Da qui inizia l’avventura del giocatore che dovrà tentare di intrufolarsi in tutte le stanze del tipo per scoprire chi (o cosa) nasconde, stando attento a non farsi prendere! La storia ha un buon incipit, ma lo sviluppo ed il finale sono stati poco curati: non esiste un vero e proprio scopo del gioco e abbiamo pochissime indicazioni per procedere nell’avventura. Analizziamo il tutto in maniera più approfondita.

Hello Neighbor

Descrizione del gioco

  • Genere: videogioco stealth, survival horror;
  • Modalità di gioco: giocatore singolo, in prima persona;
  • Durata: non più di 3 o 4 ore;
  • Piattaforme: Android, PlayStation 4, Nintendo Switch, Microsoft Windows, Xbox One, iOS;
  • Periferiche di input: gamepad, mouse, tastiera, Joy – Con, DualShock 4.

Quali sono i PRO e CONTRO?

C’è da dire che in Hello Neighbor l’idea di base non è affatto male, poiché nei primi minuti si possono avvertire quelle sensazioni di ansia e mistero che ci aspettiamo da un survival horror. Subito dopo, però, ci accorgiamo che di spaventoso c’è ben poco!

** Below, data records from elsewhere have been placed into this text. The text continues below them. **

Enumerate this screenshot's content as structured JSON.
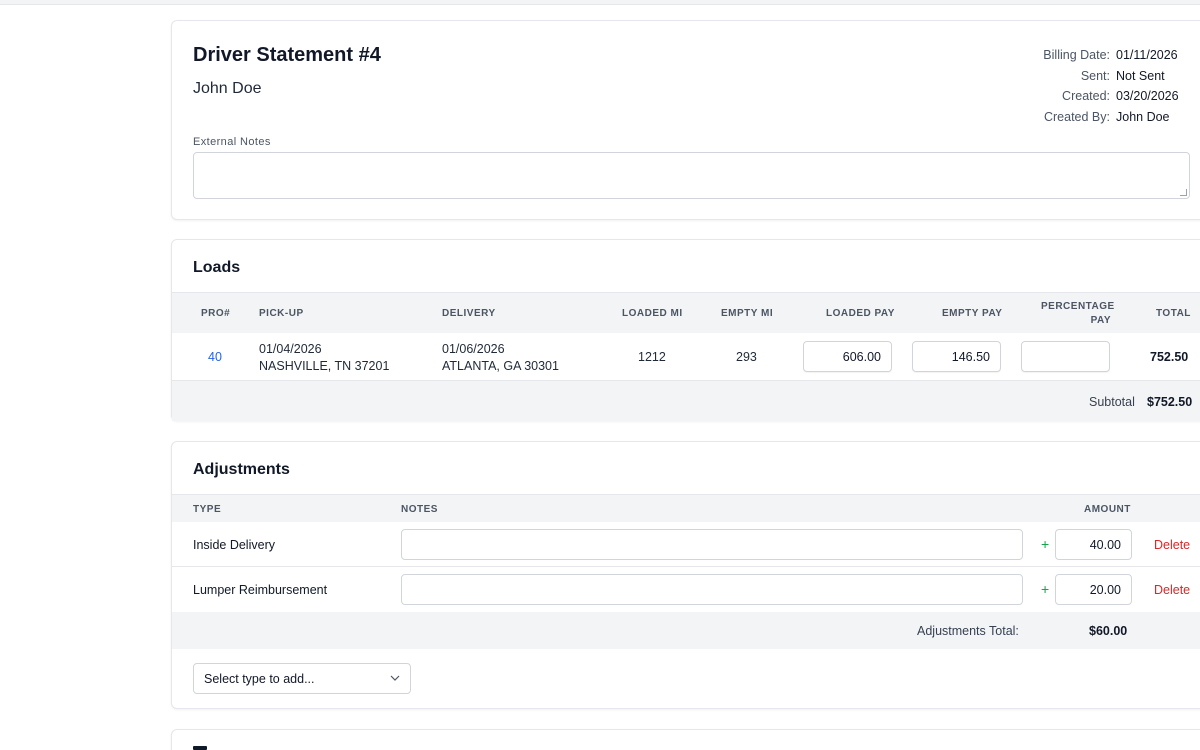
{
  "statement": {
    "title": "Driver Statement #4",
    "driver": "John Doe",
    "meta": [
      {
        "label": "Billing Date:",
        "value": "01/11/2026"
      },
      {
        "label": "Sent:",
        "value": "Not Sent"
      },
      {
        "label": "Created:",
        "value": "03/20/2026"
      },
      {
        "label": "Created By:",
        "value": "John Doe"
      }
    ],
    "external_notes_label": "External Notes",
    "external_notes_value": ""
  },
  "loads": {
    "title": "Loads",
    "columns": {
      "pro": "PRO#",
      "pickup": "PICK-UP",
      "delivery": "DELIVERY",
      "loaded_mi": "LOADED MI",
      "empty_mi": "EMPTY MI",
      "loaded_pay": "LOADED PAY",
      "empty_pay": "EMPTY PAY",
      "percentage_pay_1": "PERCENTAGE",
      "percentage_pay_2": "PAY",
      "total": "TOTAL"
    },
    "rows": [
      {
        "pro": "40",
        "pickup_date": "01/04/2026",
        "pickup_location": "NASHVILLE, TN 37201",
        "delivery_date": "01/06/2026",
        "delivery_location": "ATLANTA, GA 30301",
        "loaded_mi": "1212",
        "empty_mi": "293",
        "loaded_pay": "606.00",
        "empty_pay": "146.50",
        "percentage_pay": "",
        "total": "752.50"
      }
    ],
    "subtotal_label": "Subtotal",
    "subtotal_value": "$752.50"
  },
  "adjustments": {
    "title": "Adjustments",
    "columns": {
      "type": "TYPE",
      "notes": "NOTES",
      "amount": "AMOUNT"
    },
    "rows": [
      {
        "type": "Inside Delivery",
        "notes": "",
        "sign": "+",
        "amount": "40.00",
        "delete_label": "Delete"
      },
      {
        "type": "Lumper Reimbursement",
        "notes": "",
        "sign": "+",
        "amount": "20.00",
        "delete_label": "Delete"
      }
    ],
    "total_label": "Adjustments Total:",
    "total_value": "$60.00",
    "add_select_label": "Select type to add..."
  },
  "colors": {
    "link": "#2563eb",
    "delete": "#dc2626",
    "plus": "#16a34a",
    "table_header_bg": "#f3f4f6"
  }
}
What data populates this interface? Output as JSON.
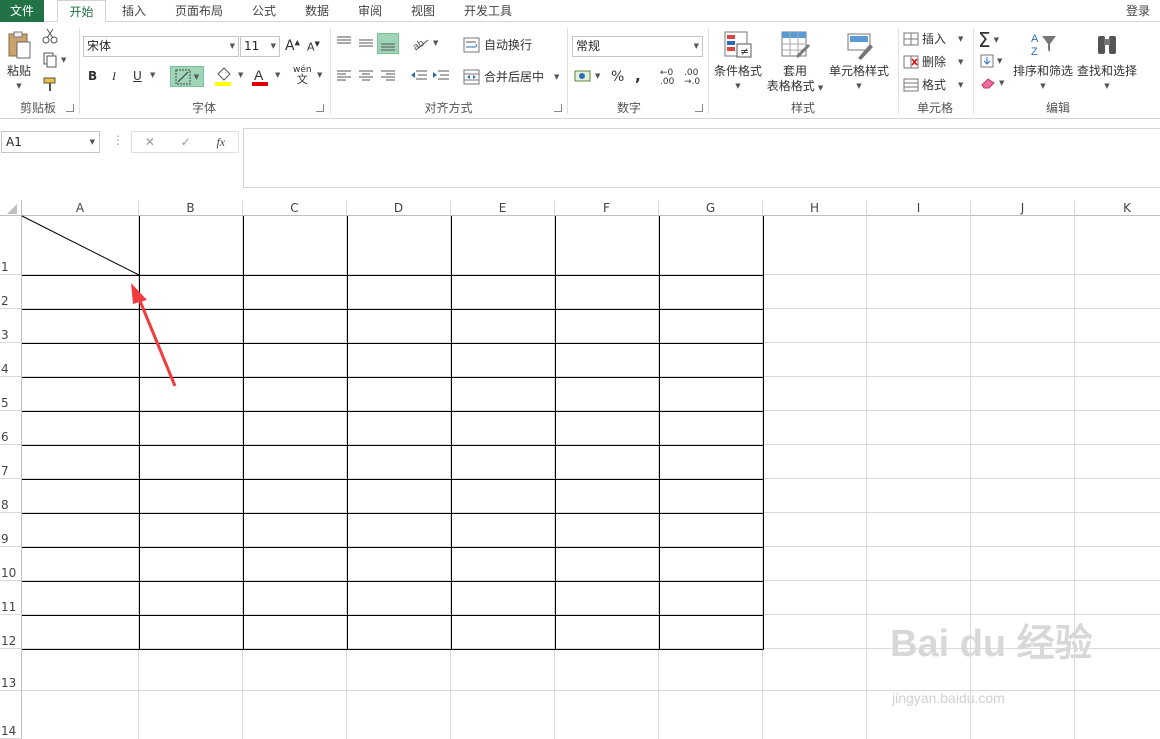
{
  "tabs": [
    {
      "label": "文件"
    },
    {
      "label": "开始"
    },
    {
      "label": "插入"
    },
    {
      "label": "页面布局"
    },
    {
      "label": "公式"
    },
    {
      "label": "数据"
    },
    {
      "label": "审阅"
    },
    {
      "label": "视图"
    },
    {
      "label": "开发工具"
    }
  ],
  "login_label": "登录",
  "clipboard": {
    "paste_label": "粘贴",
    "group_label": "剪贴板"
  },
  "font": {
    "family": "宋体",
    "size": "11",
    "bold": "B",
    "italic": "I",
    "underline": "U",
    "group_label": "字体",
    "wen_label": "wén"
  },
  "alignment": {
    "wrap_label": "自动换行",
    "merge_label": "合并后居中",
    "group_label": "对齐方式"
  },
  "number": {
    "format": "常规",
    "percent": "%",
    "comma": ",",
    "group_label": "数字"
  },
  "styles": {
    "cond_label": "条件格式",
    "table_label_1": "套用",
    "table_label_2": "表格格式",
    "cell_label": "单元格样式",
    "group_label": "样式"
  },
  "cells": {
    "insert_label": "插入",
    "delete_label": "删除",
    "format_label": "格式",
    "group_label": "单元格"
  },
  "editing": {
    "sort_label": "排序和筛选",
    "find_label": "查找和选择",
    "group_label": "编辑"
  },
  "formula_bar": {
    "name_box": "A1",
    "fx": "fx",
    "formula": ""
  },
  "grid": {
    "columns": [
      "A",
      "B",
      "C",
      "D",
      "E",
      "F",
      "G",
      "H",
      "I",
      "J",
      "K"
    ],
    "rows": [
      "1",
      "2",
      "3",
      "4",
      "5",
      "6",
      "7",
      "8",
      "9",
      "10",
      "11",
      "12",
      "13",
      "14"
    ]
  },
  "watermark": {
    "main": "Bai du 经验",
    "sub": "jingyan.baidu.com"
  },
  "colors": {
    "excel_green": "#217346",
    "annotation_red": "#f03c3c"
  }
}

  • L’ambiente circostante è colorato, luminoso e tranquillo;
  • Gran parte della casa è illuminata;
  • Non abbiamo armi, possiamo solo scagliare oggetti;
  • Se lo psicopatico ci acchiappa non succede niente: si torna all’inizio del livello, ma non perdiamo i progressi fatti;
  • Se siamo scoperti a frugare per casa, basta essere pronti a scappare;
  • Non ci sono effetti speciali particolari e lo stile cartone animato rende il tutto molto leggero (caricature dei personaggi);
  • Spazi non realistici.

Ci sono, comunque, anche alcuni aspetti interessanti:

  • I puzzle da superare sono intelligenti;
  • Possiamo raccogliere oggetti, lanciarli o utilizzarli, aprire porte, rompere finestre, salire sul tetto, nascondersi negli armadi o sotto i letti;
  • L’intelligenza artificiale del nostro avversario è buona: può memorizzare le porte che usiamo di più per entrare in casa sua, i percorsi che facciamo e gli oggetti che spostiamo; può piazzare trappole, fare agguati e rincorrerci;
  • Per imbrogliarlo dobbiamo usare delle strategie precise: il trucco è usare la testa!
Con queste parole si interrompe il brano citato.